10 Best Jokes of the Week (as decided by me, I don’t care about your opinion)

1. Republican presidential nominee Donald Trump on Thursday said he was against the Iraq War all along despite telling radio host Howard Stern in 2002 that he favored it. So, now, even Donald Trump is calling Donald Trump a liar.

2. The boyfriend of a 698 pound woman says he uses a funnel to feed to her in an effort to help her gain weight. Because, you know, it’s past Labor Day and bikini season’s over.

3. An AirAsia flight from Sydney to Malaysia accidentally flew to Melbourne instead because the pilot entered the wrong coordinates. But, to be fair, it still ranks as one of the more successful flights to Malaysia.

4. According to the FBI’s latest report, during her four years as Secretary of State, Hillary Clinton used thirteen different cell phones. And, only six of them were used to catfish Bill on Tinder.

5. Last week, Dr. Ben Carson accompanied Donald Trump to Detroit where Carson cut short a live interview on CNN in front of his childhood home to look for his luggage. Because, like a true Trump supporter, he became very concerned about his belongings once he realized he was in a black neighborhood.

6. A single mother in Texas dressed up as a man so her son could go to a “Doughnuts with Dad” event at his school. Said the son, “Maybe if you didn’t look like such a convincing man, Dad would still be around.”

7. Police say a man broke into a home on Martha’s Vineyard over the weekend, didn’t steal anything, but painted the resident’s dog purple. So maybe, just maybe, Prince is still alive.
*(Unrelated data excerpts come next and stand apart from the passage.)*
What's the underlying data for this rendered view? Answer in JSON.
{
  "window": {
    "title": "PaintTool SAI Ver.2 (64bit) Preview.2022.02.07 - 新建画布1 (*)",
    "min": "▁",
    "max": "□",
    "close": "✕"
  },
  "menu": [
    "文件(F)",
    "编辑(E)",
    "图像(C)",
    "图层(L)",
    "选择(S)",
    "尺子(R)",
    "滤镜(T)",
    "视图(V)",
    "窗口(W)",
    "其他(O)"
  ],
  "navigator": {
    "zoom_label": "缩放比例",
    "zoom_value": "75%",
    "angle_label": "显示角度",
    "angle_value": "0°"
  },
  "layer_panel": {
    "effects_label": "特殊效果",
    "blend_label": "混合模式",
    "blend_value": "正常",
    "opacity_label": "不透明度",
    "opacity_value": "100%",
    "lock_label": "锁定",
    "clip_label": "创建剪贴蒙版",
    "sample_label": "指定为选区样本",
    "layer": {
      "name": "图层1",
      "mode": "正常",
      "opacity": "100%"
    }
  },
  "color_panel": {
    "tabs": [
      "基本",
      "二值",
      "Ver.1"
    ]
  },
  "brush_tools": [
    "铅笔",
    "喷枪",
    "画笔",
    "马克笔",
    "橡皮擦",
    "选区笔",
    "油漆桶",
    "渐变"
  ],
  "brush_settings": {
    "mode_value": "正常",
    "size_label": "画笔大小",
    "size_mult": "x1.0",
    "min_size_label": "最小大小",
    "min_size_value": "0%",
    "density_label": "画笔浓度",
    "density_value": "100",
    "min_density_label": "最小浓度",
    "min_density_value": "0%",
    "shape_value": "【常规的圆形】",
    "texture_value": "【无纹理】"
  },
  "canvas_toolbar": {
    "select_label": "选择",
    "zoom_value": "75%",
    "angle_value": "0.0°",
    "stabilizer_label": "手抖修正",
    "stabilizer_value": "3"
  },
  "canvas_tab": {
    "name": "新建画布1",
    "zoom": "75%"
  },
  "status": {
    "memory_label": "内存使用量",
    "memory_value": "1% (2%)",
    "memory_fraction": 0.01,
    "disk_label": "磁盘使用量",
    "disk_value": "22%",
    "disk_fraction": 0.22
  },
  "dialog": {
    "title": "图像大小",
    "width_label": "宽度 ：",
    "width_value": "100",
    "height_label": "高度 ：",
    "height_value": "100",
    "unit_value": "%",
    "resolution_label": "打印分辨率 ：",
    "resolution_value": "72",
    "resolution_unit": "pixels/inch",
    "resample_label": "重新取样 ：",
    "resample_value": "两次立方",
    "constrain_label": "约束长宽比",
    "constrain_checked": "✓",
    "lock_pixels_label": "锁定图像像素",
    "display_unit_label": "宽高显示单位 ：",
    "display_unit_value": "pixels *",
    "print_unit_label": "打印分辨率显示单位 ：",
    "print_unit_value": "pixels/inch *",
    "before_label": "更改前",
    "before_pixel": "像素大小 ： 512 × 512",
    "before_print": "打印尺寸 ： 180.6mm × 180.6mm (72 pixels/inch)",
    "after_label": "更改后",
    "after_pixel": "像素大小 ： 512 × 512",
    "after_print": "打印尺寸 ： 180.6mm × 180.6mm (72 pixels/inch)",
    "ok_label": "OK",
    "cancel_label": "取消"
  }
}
8. On Sunday, Pope Francis elevated Mother Teresa to sainthood. Where she takes her place along other notable religious dignitaries like Saint Peter, John the Baptist, and Bishop Don ‘Magic’ Juan.

9. To celebrate their 100th anniversary, Nathan’s Famous Hot Dogs set a Guinness Record on Friday by preparing 1,916 hotdogs, wrapping them in tin foil and assembling them in a continuous line at their store in Manhattan’s Grand Central Terminal. And, of course, I was the guy behind that order in line.

10. When speaking of his teammate Tom Brady’s suspension, New England wide receiver Julian Edelman said, “It’s like one of your buddies going to jail.” “Actually, you know what’s more like that…” said Aaron Hernandez.